Clara et Hannah ouvrent leur blog, au printemps 2011 : l'écureuil du net ! à lire absolument !!!!
Merci à François Bon, qui a accueilli sur Publie.net les Carnets Lointains, et le Manuel anti-onirique.

samedi 22 janvier 2011

Manuel anti-onirique, LVI



Disparition, dislocation. 

C'est donc le sort qui fut fait, sans l'ombre d'un scrupule, à cet encombrant personnage féminin, au fond assez peu dessiné. Sa silhouette se fondait dans la buée du miroir, elle est sortie du cadre, tant pis pour elle, son sort est réglé. Le moi est haïssable ; elle l'était aussi. C'est, on en conviendra, quelque chose comme un petit meurtre littéraire, sans excuse, sans passion, accompli très froidement dans l'atmosphère humide et surchargé de parfum d'une salle de bains, mais la façon très geignarde qu'elle avait de dire "elle" à la place de "je" au fond n'aura trompé personne, du moins on peut le supposer, depuis les premières lignes de ce texte, dès les premières lignes du texte. 

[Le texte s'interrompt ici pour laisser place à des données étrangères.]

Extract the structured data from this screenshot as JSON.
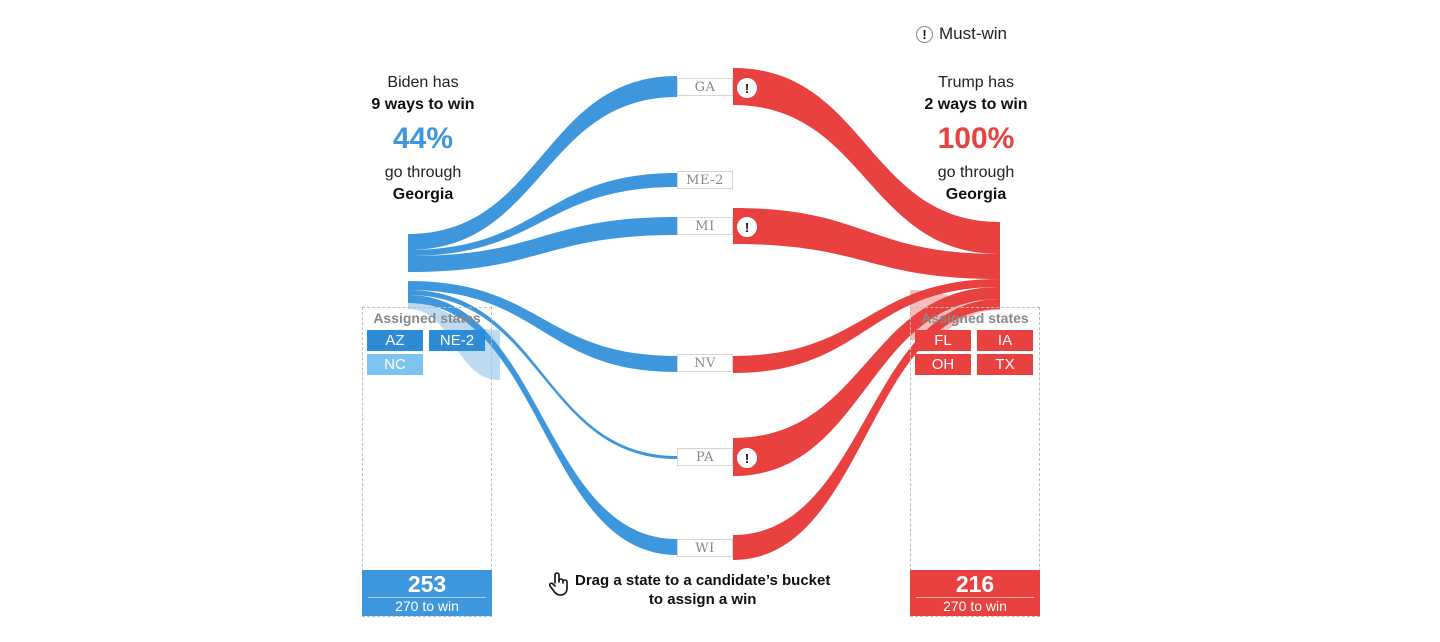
{
  "legend": {
    "icon": "exclamation-circle-icon",
    "label": "Must-win"
  },
  "biden": {
    "line1": "Biden has",
    "line2": "9 ways to win",
    "percent": "44%",
    "line3": "go through",
    "line4": "Georgia",
    "color": "#3e97dc",
    "bucket_title": "Assigned states",
    "assigned": [
      "AZ",
      "NE-2",
      "NC"
    ],
    "total": "253",
    "total_sub": "270 to win"
  },
  "trump": {
    "line1": "Trump has",
    "line2": "2 ways to win",
    "percent": "100%",
    "line3": "go through",
    "line4": "Georgia",
    "color": "#e8413f",
    "bucket_title": "Assigned states",
    "assigned": [
      "FL",
      "IA",
      "OH",
      "TX"
    ],
    "total": "216",
    "total_sub": "270 to win"
  },
  "states": [
    {
      "label": "GA",
      "must_win_trump": true
    },
    {
      "label": "ME-2",
      "must_win_trump": false
    },
    {
      "label": "MI",
      "must_win_trump": true
    },
    {
      "label": "NV",
      "must_win_trump": false
    },
    {
      "label": "PA",
      "must_win_trump": true
    },
    {
      "label": "WI",
      "must_win_trump": false
    }
  ],
  "hint": {
    "line1": "Drag a state to a candidate’s bucket",
    "line2": "to assign a win",
    "icon": "hand-pointer-icon"
  }
}
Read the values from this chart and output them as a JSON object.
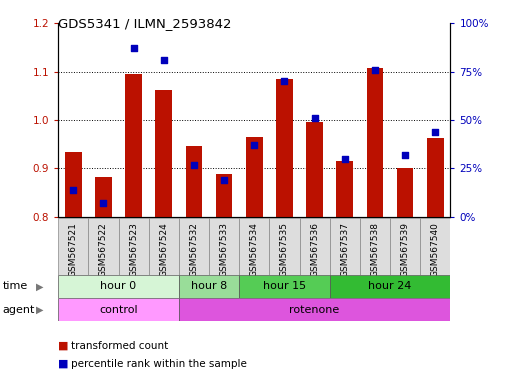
{
  "title": "GDS5341 / ILMN_2593842",
  "samples": [
    "GSM567521",
    "GSM567522",
    "GSM567523",
    "GSM567524",
    "GSM567532",
    "GSM567533",
    "GSM567534",
    "GSM567535",
    "GSM567536",
    "GSM567537",
    "GSM567538",
    "GSM567539",
    "GSM567540"
  ],
  "red_values": [
    0.935,
    0.882,
    1.095,
    1.062,
    0.946,
    0.888,
    0.965,
    1.085,
    0.995,
    0.915,
    1.108,
    0.902,
    0.963
  ],
  "blue_values_pct": [
    14,
    7,
    87,
    81,
    27,
    19,
    37,
    70,
    51,
    30,
    76,
    32,
    44
  ],
  "ylim_left": [
    0.8,
    1.2
  ],
  "ylim_right": [
    0,
    100
  ],
  "yticks_left": [
    0.8,
    0.9,
    1.0,
    1.1,
    1.2
  ],
  "yticks_right": [
    0,
    25,
    50,
    75,
    100
  ],
  "ytick_labels_right": [
    "0%",
    "25%",
    "50%",
    "75%",
    "100%"
  ],
  "grid_yticks": [
    0.9,
    1.0,
    1.1
  ],
  "bar_color": "#bb1100",
  "dot_color": "#0000bb",
  "bar_bottom": 0.8,
  "time_groups": [
    {
      "label": "hour 0",
      "start": 0,
      "end": 4,
      "color": "#d6f5d6"
    },
    {
      "label": "hour 8",
      "start": 4,
      "end": 6,
      "color": "#99dd99"
    },
    {
      "label": "hour 15",
      "start": 6,
      "end": 9,
      "color": "#55cc55"
    },
    {
      "label": "hour 24",
      "start": 9,
      "end": 13,
      "color": "#33bb33"
    }
  ],
  "agent_groups": [
    {
      "label": "control",
      "start": 0,
      "end": 4,
      "color": "#ff99ff"
    },
    {
      "label": "rotenone",
      "start": 4,
      "end": 13,
      "color": "#dd55dd"
    }
  ],
  "legend_items": [
    {
      "label": "transformed count",
      "color": "#bb1100"
    },
    {
      "label": "percentile rank within the sample",
      "color": "#0000bb"
    }
  ],
  "time_label": "time",
  "agent_label": "agent",
  "bar_width": 0.55,
  "tick_color_left": "#bb1100",
  "tick_color_right": "#0000bb",
  "sample_box_color": "#dddddd",
  "sample_box_edge": "#888888"
}
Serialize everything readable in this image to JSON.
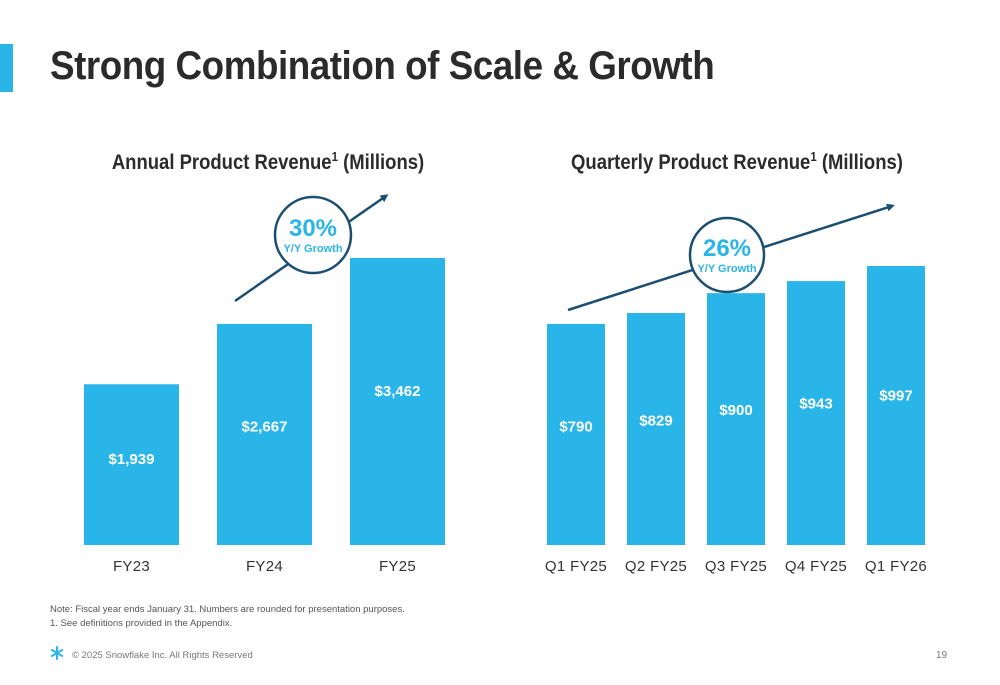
{
  "slide": {
    "title": "Strong Combination of Scale & Growth",
    "note_line1": "Note: Fiscal year ends January 31. Numbers are rounded for presentation purposes.",
    "note_line2": "1. See definitions provided in the Appendix.",
    "copyright": "© 2025 Snowflake Inc. All Rights Reserved",
    "page_number": "19",
    "colors": {
      "bar": "#29b5e8",
      "arrow": "#1b4f72",
      "growth_text": "#29b5e8",
      "title": "#2b2b2b"
    }
  },
  "chart_data": [
    {
      "type": "bar",
      "title": "Annual Product Revenue",
      "title_sup": "1",
      "title_suffix": " (Millions)",
      "categories": [
        "FY23",
        "FY24",
        "FY25"
      ],
      "values": [
        1939,
        2667,
        3462
      ],
      "value_labels": [
        "$1,939",
        "$2,667",
        "$3,462"
      ],
      "ylim": [
        0,
        3462
      ],
      "growth": {
        "value": "30%",
        "label": "Y/Y Growth"
      }
    },
    {
      "type": "bar",
      "title": "Quarterly Product Revenue",
      "title_sup": "1",
      "title_suffix": " (Millions)",
      "categories": [
        "Q1 FY25",
        "Q2 FY25",
        "Q3 FY25",
        "Q4 FY25",
        "Q1 FY26"
      ],
      "values": [
        790,
        829,
        900,
        943,
        997
      ],
      "value_labels": [
        "$790",
        "$829",
        "$900",
        "$943",
        "$997"
      ],
      "ylim": [
        0,
        997
      ],
      "growth": {
        "value": "26%",
        "label": "Y/Y Growth"
      }
    }
  ]
}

Il reste à espérer que sa disparition ouvre aux phrases un espace qui leur manquait, une  respiration qu'elles cherchaient dans les chemins de traverse de la ponctuation, une musique qui doit être  la sienne et dont la mélodie n'est pas toute entière en place. Ce personnage féminin, à lui seul, avec obstination, s'interposait entre la vitre et le monde, elle cachait la fenêtre comme un voisin massif dans le train empêche de voir le soleil rougeoyant qui disparaît à l'horizon, le mouvement de la ligne découpée et complexe du crépuscule. Parler d'elle à l'imparfait est une délivrance du présent. Ainsi fut-elle  : renvoyée dans les abîmes de silence qu'elle n'aurait jamais dû.

Il reste l'air glacé de l'hiver. 

Sa pure façon de pénétrer les poumons. La brûlure de l'été. Et les fulgurances étincelantes du soleil. Il reste à trouver la place exacte de l'écriture (ailleurs que dans ses yeux embués). Il faut croire que dans la solitude des phrases, le déploiement en sera plus acide, les vibrations, plus instables, les perceptions, plus fines. C'est une tentative. Si elle échoue, il y en aura d'autres. Elles ne cesseront  pas. Elles ne cesseront jamais. Mais à ce moment du texte, pour la première fois, il y a un élan, un appel, dans lequel choisir de s'engouffrer. Comme un courant d'air.